Logo depois encontro um teste sobre qual seria o país ideal para mim. Esses testes vêm com uma instrução de que, ao final, deverão ser compartilhados com a comunidade. Às vezes faço alguns, mas nunca compartilho os resultados, por pudor ou por descrença mesmo. Minha cidade, segundo o teste, é Londres. Logo eu, nascida praticamente na roça, lá nas Minas profundas, que fico tristíssima quando chove e que, além disso, detesto frio intenso, que não tenho coragem de comer frango quando está chovendo por imaginá-lo ciscando na terra molhada, pois me dá gastura, deveria — sempre segundo o tal teste — viver ou ter nascido em Londres. Esse resultado é um pouquinho demais, não? Inhapim virar Londres é tão surreal quanto o sertão vai virar mar, como na música de Sá e Guarabyra.

Passo os olhos nas postagens mais cabeludas, estas sim, raivosas, em sua maioria, relativas aos inquéritos, às investigações e prisões no caso Petrobrás. Em uníssono, quase todas as pessoas se dizem passadas, perplexas, desnorteadas, pasmas com as revelações do pessoal da delação premiada. Não entendo a razão de tanto espanto. Ou será que esses anjos de candura — caídos do céu por descuido — não conhecem o país onde nasceram? Não concordo e nem defendo corruptores e corruptos, é óbvio. Corrupção é injustificável, em qualquer circunstância. Mas não reconhecer que o que surge agora é a ponta do iceberg de algo que existe e está arraigado desde os tempos do Brasil-Colônia e que só será extirpado com muita vontade política e uma verdadeira e profunda mudança de valores de toda a população do país sem nenhuma exceção, é realmente de espantar, além de revelar um perigoso desconhecimento de história. Isso sim deixa qualquer um pasmo. A questão fundamental não é o montante, o volume das operações ilegais e dos valores furtados.
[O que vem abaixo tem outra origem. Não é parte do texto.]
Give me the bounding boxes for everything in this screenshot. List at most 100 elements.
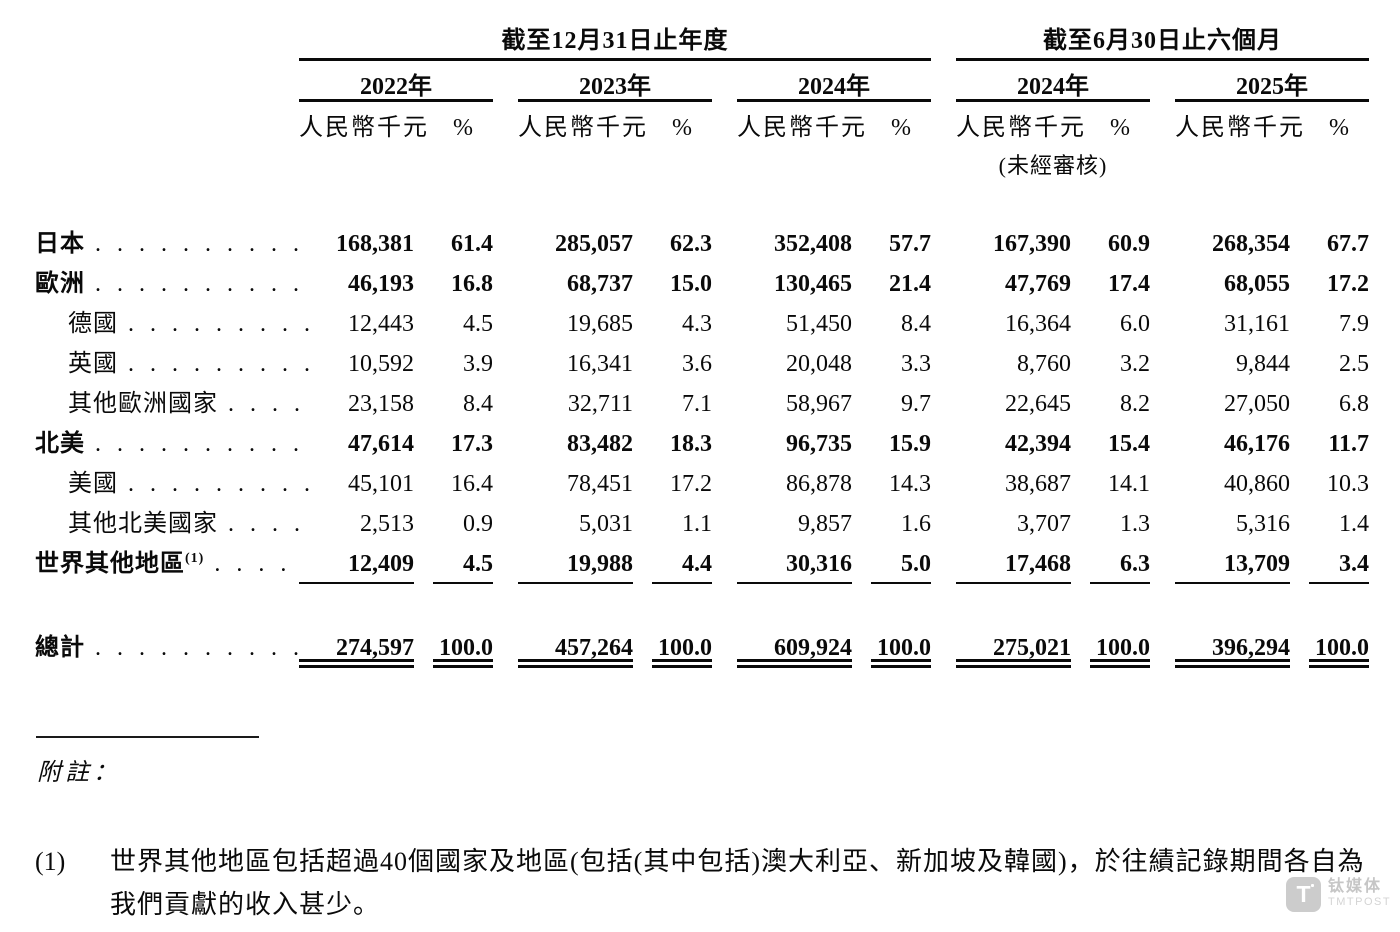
table-row: 總計 . . . . . . . . . . 274,597 100.0 457,264…	[35, 628, 1369, 668]
amount-cell: 83,482	[567, 431, 633, 457]
unit-label: 人民幣千元	[518, 115, 648, 141]
cell-spacer	[852, 464, 871, 504]
cell-spacer	[633, 224, 652, 264]
leader-dots: . . . .	[228, 391, 301, 417]
cell-spacer	[633, 504, 652, 544]
amount-cell: 274,597	[299, 628, 414, 668]
cell-spacer	[414, 384, 433, 424]
amount-cell: 13,709	[1175, 544, 1290, 584]
row-label: 德國 . . . . . . . . .	[35, 304, 310, 344]
row-label: 世界其他地區(1) . . . .	[35, 544, 299, 584]
leader-dots: . . . . . . . . . .	[95, 271, 300, 297]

Diz respeito é à natureza do ato em si, é esta que tem de ser atacada, se o país realmente quer se redimir e recuperar sua dignidade como nação. Seria uma epidemia de hipocrisia a tomar conta de tudo e de todos? Uma recaída geral à moda Pollyanna? Onde estava essa gente inocente e pura, em que canto do país passava férias, em que Pasárgada particular se escondeu durante séculos, décadas? Ou estava ocupada demais entre dar um jeitinho aqui e outro ali pra se livrar de uma multa (devida) de trânsito, comprar uma carteira de motorista sem fazer exame, tentar "salvar" o filho do serviço militar obrigatório, aprender uma maneira heterodoxa de fazer declaração do imposto de renda só pra poder sonega-lo sem deixar pistas, e outras cositas mais?

 Nos anos sessenta e setenta, isso seria tachado de alienação, sem dó nem piedade. Agora, com o termo fora de moda, nem sei como nomear essa coisa que, como um espesso gel, vai enredando jovens e velhos. Morro de medo da ignorância, que costuma ser a mãe dos males irreparáveis.

Resolvo fazer novo teste, mesmo sabendo de sua tolice intrínseca. Esse de agora pretende medir a feminilidade — ou o seu estereótipo, é bom que se diga. De caso pensado, respondo às perguntas da maneira mais sisuda possível, acionando fortemente o meu lado ranzinza. E — coisa impressionante — de acordo com o resultado, sou 96% feminina, uma bonequinha, uma princesa romântica, a mulher mais mulherzinha da face da Terra, que preferiria que esta fosse rosa e não azul (palavras deles). Por pouco não me transformam na própria Cinderela, assegurando-me que vida de princesa é muito melhor que a dos simples mortais. Pós-moderna, punk demais essa Cinderela, que não usa salto alto e maquiagem quase nunca. E que não admite que lhe paguem nem sequer um sorvete de creme. Mulherzinha como, cara pálida? Mulherzinha por quê? Alguém já ouviu falar em homenzinho? E qual a razão do diminutivo mulherzinha? Coisa preconceituosa e antipática, inventada só pra golpear — ainda mais — a autoestima feminina.

Por fim, queridos leitores, espero não ter sido azeda como os limões que usamos no Brasil. Estive recentemente na Bolívia participando de um festival literário e tomei as limonadas mais deliciosas do mundo, feitas com limões suaves, diferentes, que têm gosto de rosas. Tomara que esta crônica tenha ficado assim, como uma limonada do oriente bolivariano. Ou — pra ser mais precisa — de Santa Cruz de la Sierra, cidade bela, florida, progressista e amável.